A los once años me mudé con mi familia a Mar del Plata. Cargamos los muebles y la ropa en un rastrojero y encaramos la ruta 2. Manejaba Romani, un amigo de mi viejo. Eran los primeros días de marzo. Nos fuimos de Buenos Aires a las apuradas por un asunto que entendí varios años más tarde. Sentí la mudanza como un destierro. En la escuela era un fantasma, casi no tenía sombra. En mi casa, miraba el desierto de la calle y dormía siestas interminables. A veces íbamos a caminar por la playa. Estábamos cortos de plata.
Un sábado descubrí una enciclopedia que me salvó la vida. Se llamaba Lo sé todo. Doce tomos con tapa dura de diferentes colores. La había editado Larousse. Los temas no seguían un orden alfabético, los artículos estaban divididos por categorías. Entré a leer como quien conoce a una mujer. Hubo una infinidad de cosas que me encandilaron, pero una sola me arrancó la cabeza: la visión de las moscas. Tienen los ojos reticulados en miles de partículas sensibles a la luz. Este detalle permite su visión panorámica. Es un sistema óptico tan sofisticado que, hace poco, unos científicos inventaron un ojo artificial imitando su tridimensionalidad.
También en Mar del Plata, para esa época, vi una película de Roger Corman, El hombre de los ojos de Rayos X. Es la historia de un tipo que usa sus ojos para experimentar. Se mete una sustancia extraña. El efecto que busca es poder ver a través de los cuerpos opacos. Al principio, la investigación es exitosa, distingue tumores sin usar aparatos de auscultación, pero la mutación avanza y la desgracia se instala. Hay imágenes de ese film que son pesadillas.

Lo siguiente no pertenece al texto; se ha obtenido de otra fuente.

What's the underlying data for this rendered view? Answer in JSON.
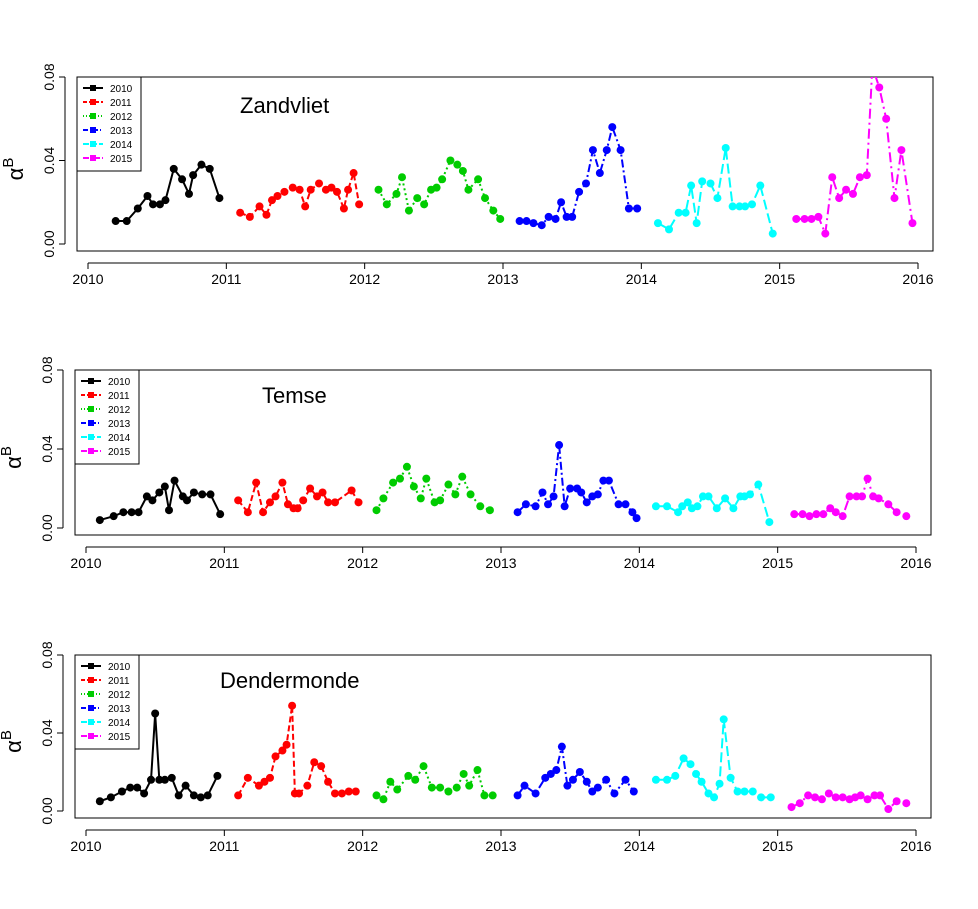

Estos episodios se enhebraron en un tramado que resultó clave a la hora de buscar trabajo. De un día para otro, me tomaron como visitador médico en un laboratorio oftalmológico. El curso de ingreso me lo dio un gordo nazi de apellido Berruezo. Una mañana, en un auditorio de la calle Aranguren, me contaron sobre los procesos de drenaje del humor acuoso. Me apasioné con el trabajo; de todas maneras, duré poco. Me echaron por un problema con los viáticos.
Después entré en una óptica. Vendí instrumental quirúrgico y prótesis oculares. Estos implantes son útiles para la gente que pierde un ojo. Están fabricados con un material poroso que permite la enervación. El ojo artificial se mueve como si fuera propio. Mi zona de trabajo era todo el sur: desde Avellaneda hasta la Patagonia. Había un hospital en Sarandí que me compraba bien en las licitaciones. Vivía casi exclusivamente de esa venta. Iba por lo menos dos veces a la semana. Veía al encargado de compras. Después, tomaba café en el quiosco de la calle Anatole France, frente a un despacho de diarios. El que atendía era un tipo de unos setenta años con nombre de tanguero, Floreal. Teñía de infortunio todo lo que contaba, pero era optimista. Silbaba como un jilguero.
Una vez contó que su hermano menor había heredado dos cosas del padre: la ideología y un puesto como personal de mantenimiento en el Finochietto. En el 55 los hombres de Lonardi entraron al hospital como una tromba. Destrozaron todo. En el hall había un busto de Perón. Los milicos lo ataron con una soga. Hicieron fuerza entre varios: les costó arrancarlo del pedestal. Cayó de cara al piso. El golpe fue tan fuerte que se quebró la nariz de la figura. El padre de Floreal fue testigo. Cuando los soldados se subieron a los camiones, el tipo buscó una carretilla. Cargó a Perón. También se guardó el pedacito de nariz. Después, se fue a los terrenos del fondo. Hizo un pozo y enterró el busto. Tuvo la precaución de trazar coordenadas para ubicarlo. Al pedazo de nariz, lo envolvió en un trapo y lo escondió en su casa. El hombre murió. Su familia tomó la posta del secreto.
Cuando los vientos fueron favorables, desenterraron el busto. Un 17 de octubre lo instalaron sobre el pedestal. Esa mañana hacía un frío insólito. El hermano de Floreal fue la estrella. Se puso un traje prestado. Llevó el pedazo de nariz en una caja que había sido de un reloj. Se paró sobre un banco. Arregló la estatua con un pegamento especial. Quedó en la rajadura un tinte que le agregó personalidad a la figura. Si uno se para en la puerta de la guardia el detalle es evidente. Parece que Perón estuviera a punto de decir algo. Intimida. Experimento esta sensación cada vez que me paro medio distraído en el hall del hospital. Cualquiera puede comprobarlo. Es cuestión de llegarse hasta el Finochietto. El 24 pasa por la zona.